Art. 4.De volledige dossiers, die aan het Bestuur worden gericht, worden doorgestuurd naar de in artikel 3 van dit besluit bedoelde commissie, die advies moet uitbrengen over elk project. De commissie vergadert één keer per maand.

Een subsidiëringsbesluit wordt vervolgens aan de aanvrager meegedeeld; de werken kunnen pas aanvangen na ontvangst van dit besluit en moeten uitgevoerd worden binnen een termijn van twaalf maanden. In voorkomend geval wordt de vereiste stedenbouwkundige vergunning samen met de aanvraag om toelage ingediend. De helft van de toelage wordt uitbetaald bij de bekendmaking van dit besluit.

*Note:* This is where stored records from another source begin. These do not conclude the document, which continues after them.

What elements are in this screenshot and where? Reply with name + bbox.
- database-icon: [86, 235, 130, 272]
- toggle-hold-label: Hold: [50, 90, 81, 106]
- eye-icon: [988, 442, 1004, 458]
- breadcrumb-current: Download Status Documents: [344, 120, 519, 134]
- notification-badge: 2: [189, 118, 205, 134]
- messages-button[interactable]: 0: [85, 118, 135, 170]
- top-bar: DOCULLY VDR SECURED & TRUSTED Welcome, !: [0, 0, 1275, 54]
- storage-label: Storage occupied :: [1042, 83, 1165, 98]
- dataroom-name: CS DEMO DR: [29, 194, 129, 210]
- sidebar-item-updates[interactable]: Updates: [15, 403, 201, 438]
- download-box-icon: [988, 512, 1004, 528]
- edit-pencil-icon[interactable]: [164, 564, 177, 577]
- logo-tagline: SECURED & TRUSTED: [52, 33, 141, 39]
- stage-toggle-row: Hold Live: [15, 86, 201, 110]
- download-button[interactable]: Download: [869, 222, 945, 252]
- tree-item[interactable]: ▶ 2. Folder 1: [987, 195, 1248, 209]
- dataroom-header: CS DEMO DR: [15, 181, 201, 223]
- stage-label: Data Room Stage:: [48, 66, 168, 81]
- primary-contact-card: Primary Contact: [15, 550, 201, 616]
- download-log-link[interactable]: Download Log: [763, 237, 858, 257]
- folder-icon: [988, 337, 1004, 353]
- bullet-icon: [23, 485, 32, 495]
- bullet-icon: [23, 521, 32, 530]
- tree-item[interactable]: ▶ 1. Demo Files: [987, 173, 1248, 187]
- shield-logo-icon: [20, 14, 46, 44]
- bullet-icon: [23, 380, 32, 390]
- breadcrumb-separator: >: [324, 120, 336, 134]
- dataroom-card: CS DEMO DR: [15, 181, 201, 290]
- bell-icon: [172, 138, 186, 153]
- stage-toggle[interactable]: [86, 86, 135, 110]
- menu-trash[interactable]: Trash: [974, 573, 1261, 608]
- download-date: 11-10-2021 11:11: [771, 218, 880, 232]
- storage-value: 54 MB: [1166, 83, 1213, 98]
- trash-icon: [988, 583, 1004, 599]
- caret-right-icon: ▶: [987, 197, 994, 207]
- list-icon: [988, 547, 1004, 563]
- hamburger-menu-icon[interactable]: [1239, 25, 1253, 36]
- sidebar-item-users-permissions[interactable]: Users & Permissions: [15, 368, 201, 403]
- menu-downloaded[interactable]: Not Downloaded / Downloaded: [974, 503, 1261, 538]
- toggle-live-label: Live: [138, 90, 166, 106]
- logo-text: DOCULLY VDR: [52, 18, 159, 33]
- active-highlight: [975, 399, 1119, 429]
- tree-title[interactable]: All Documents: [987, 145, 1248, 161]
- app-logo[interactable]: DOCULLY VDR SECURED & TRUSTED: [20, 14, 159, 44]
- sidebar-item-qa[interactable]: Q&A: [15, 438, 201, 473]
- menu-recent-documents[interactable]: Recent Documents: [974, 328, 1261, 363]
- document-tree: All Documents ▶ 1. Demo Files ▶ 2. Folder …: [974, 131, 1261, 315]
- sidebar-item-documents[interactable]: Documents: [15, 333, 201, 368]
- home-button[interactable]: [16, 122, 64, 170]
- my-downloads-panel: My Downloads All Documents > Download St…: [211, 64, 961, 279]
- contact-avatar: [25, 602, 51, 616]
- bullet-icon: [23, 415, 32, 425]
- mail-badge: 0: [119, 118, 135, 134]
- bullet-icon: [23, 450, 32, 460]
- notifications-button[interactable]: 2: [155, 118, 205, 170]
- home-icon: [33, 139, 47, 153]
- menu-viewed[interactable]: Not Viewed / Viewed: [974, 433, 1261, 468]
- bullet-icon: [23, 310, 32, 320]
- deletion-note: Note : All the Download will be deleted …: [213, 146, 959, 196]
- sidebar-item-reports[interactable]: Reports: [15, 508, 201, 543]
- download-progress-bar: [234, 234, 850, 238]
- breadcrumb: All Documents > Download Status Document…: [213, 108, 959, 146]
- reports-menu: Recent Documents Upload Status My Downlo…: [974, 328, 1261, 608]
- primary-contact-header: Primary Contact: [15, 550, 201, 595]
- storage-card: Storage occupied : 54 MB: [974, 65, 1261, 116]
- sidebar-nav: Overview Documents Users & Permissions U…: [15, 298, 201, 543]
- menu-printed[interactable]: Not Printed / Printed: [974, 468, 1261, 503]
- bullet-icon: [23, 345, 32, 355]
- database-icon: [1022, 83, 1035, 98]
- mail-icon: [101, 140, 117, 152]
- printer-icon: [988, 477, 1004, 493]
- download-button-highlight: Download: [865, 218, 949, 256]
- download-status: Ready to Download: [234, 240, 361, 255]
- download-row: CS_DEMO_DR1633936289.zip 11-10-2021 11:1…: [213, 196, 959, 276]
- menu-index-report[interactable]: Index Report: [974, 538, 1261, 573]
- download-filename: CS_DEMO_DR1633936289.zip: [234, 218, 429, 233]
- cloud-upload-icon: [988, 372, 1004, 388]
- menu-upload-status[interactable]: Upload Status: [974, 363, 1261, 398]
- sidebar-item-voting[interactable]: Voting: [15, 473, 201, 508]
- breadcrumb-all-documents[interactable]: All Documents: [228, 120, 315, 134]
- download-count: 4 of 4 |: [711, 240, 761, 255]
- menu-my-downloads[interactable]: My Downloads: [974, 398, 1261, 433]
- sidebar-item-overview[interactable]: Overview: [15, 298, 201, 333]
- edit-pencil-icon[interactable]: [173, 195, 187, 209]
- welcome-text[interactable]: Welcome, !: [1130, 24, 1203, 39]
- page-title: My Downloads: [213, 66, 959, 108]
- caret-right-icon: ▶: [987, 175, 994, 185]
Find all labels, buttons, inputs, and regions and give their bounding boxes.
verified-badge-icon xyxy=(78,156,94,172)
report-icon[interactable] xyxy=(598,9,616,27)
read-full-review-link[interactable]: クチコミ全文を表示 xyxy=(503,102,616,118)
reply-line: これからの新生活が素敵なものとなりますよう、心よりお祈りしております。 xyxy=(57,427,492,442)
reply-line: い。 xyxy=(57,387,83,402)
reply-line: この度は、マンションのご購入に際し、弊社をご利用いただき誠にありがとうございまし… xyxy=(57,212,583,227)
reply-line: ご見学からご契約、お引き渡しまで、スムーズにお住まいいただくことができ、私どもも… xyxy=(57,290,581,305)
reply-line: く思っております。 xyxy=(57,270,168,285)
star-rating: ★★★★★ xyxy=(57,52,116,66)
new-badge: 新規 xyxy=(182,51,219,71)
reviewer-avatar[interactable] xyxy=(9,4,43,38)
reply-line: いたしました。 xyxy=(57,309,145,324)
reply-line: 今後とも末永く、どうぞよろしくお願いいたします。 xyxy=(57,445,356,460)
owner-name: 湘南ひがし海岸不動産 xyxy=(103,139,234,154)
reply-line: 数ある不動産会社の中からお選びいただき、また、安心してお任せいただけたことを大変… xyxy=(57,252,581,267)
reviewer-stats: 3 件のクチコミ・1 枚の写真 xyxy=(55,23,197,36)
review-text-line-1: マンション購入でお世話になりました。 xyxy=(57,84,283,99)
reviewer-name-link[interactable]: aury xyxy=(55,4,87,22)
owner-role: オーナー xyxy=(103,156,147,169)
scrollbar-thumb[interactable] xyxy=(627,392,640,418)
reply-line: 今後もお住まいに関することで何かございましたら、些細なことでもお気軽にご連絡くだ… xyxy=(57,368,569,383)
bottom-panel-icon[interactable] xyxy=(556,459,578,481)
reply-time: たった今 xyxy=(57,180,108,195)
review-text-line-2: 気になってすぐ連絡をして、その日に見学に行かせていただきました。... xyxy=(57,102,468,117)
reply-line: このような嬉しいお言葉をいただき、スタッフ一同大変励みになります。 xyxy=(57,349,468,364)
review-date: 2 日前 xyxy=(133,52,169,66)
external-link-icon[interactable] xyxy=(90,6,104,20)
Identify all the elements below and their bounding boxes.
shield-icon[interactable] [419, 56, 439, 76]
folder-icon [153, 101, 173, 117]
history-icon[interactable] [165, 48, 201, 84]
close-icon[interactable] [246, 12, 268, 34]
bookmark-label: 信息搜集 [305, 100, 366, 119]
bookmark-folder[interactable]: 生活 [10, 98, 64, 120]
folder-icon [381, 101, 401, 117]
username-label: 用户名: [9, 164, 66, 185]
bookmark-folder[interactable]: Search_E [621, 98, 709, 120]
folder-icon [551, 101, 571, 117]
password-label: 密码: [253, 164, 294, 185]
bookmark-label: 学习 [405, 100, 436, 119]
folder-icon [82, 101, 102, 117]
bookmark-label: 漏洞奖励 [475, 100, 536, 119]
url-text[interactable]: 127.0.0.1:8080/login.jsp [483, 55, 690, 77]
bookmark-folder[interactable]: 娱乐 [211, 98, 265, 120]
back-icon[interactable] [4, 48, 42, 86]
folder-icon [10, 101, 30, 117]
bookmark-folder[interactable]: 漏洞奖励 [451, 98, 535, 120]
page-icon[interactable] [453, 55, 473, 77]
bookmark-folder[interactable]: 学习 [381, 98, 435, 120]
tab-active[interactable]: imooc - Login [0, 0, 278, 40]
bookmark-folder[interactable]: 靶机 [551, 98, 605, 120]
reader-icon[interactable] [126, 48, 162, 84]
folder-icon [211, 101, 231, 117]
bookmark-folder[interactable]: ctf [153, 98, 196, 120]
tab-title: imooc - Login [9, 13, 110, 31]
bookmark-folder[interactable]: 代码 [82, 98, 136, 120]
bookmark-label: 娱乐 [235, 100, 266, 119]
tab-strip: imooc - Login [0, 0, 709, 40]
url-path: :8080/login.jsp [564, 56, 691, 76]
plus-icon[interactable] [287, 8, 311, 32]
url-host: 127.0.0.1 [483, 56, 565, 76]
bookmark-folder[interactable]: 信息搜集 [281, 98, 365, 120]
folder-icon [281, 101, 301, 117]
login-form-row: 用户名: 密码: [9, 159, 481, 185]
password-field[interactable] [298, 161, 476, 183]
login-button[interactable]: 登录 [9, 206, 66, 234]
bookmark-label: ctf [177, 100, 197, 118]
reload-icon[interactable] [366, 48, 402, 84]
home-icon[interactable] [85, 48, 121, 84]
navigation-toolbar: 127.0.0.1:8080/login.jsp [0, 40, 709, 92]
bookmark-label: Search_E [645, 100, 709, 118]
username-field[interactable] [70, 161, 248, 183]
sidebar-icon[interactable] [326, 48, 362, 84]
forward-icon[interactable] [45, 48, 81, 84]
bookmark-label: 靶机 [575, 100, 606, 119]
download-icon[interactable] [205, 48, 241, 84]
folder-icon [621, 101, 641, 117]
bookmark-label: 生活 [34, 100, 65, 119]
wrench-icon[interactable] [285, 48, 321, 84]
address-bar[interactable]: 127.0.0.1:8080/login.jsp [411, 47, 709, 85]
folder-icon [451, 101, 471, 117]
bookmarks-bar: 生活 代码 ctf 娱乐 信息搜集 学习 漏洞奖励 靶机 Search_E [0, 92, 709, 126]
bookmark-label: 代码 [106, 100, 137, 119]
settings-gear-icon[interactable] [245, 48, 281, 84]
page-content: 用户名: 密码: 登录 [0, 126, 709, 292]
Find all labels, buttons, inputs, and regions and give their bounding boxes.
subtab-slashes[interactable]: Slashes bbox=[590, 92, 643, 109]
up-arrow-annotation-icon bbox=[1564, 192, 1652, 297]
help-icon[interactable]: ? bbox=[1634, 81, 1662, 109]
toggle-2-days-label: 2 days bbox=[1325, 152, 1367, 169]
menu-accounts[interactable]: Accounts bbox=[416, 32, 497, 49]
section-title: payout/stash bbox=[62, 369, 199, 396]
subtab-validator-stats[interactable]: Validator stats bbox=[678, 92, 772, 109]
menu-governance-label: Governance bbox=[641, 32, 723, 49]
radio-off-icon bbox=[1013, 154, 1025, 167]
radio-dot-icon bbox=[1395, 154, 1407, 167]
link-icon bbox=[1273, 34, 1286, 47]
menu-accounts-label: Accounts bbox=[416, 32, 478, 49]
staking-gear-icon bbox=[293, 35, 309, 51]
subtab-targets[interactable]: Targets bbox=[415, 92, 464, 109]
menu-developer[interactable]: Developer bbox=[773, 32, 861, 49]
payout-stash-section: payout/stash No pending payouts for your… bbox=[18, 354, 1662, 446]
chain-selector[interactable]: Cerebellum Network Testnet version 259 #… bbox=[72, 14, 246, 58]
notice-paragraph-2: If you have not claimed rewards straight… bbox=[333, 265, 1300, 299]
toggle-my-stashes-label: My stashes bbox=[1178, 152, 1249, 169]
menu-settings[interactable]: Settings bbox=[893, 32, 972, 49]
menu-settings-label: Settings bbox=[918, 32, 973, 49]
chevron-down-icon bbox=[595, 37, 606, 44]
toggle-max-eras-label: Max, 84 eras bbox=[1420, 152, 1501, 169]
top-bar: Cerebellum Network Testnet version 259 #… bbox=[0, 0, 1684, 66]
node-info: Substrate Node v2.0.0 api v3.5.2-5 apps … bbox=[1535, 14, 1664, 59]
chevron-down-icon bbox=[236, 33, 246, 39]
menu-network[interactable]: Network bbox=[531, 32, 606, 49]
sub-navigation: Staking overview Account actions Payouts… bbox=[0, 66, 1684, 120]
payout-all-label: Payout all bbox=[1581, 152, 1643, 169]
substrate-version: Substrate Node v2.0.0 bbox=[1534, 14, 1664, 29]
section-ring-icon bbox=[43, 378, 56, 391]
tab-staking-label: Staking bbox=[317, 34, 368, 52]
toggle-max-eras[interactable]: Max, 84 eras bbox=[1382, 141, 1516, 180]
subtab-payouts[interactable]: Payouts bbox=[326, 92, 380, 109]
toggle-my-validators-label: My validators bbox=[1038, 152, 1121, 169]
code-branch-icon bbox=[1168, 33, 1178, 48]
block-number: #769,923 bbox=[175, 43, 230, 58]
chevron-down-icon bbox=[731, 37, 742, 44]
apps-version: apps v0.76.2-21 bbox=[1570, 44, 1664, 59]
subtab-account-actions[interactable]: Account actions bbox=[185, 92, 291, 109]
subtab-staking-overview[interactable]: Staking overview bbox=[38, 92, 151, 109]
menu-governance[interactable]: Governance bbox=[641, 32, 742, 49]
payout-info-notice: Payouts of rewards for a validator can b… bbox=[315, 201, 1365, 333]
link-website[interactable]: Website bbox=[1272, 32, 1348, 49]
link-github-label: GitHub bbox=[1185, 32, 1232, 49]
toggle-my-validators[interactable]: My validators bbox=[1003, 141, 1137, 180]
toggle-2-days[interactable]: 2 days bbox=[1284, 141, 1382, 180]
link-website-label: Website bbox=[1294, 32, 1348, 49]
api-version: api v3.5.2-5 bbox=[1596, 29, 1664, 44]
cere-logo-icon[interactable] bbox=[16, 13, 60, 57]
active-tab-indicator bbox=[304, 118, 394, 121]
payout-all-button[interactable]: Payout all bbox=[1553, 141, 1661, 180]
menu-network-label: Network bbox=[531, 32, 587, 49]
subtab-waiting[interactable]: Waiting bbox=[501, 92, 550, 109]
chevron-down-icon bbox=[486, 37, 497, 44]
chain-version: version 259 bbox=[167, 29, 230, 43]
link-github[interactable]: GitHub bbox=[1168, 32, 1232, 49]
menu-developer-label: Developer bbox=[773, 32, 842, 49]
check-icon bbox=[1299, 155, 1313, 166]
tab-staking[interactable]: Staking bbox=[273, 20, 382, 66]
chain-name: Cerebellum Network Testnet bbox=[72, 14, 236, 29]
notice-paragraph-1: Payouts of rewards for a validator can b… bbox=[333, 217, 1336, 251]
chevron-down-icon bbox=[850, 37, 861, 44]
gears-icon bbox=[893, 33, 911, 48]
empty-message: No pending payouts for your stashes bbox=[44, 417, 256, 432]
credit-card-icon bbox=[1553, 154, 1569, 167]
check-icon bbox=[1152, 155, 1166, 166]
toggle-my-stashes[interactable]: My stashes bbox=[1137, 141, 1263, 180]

Zodra het project uitgevoerd is, moet de aanvrager de facturen overmaken, samen met ten minste twee foto's.

Na een controle ter plaatse en na advies van de commissie zal het saldo gestort worden ten belope van het bedrag van de facturen.

In geval van ongeoorloofd gebruik van de toelage zal het bedrag van het voorschot ingevorderd worden en het recht op de toelage automatisch uitdoven.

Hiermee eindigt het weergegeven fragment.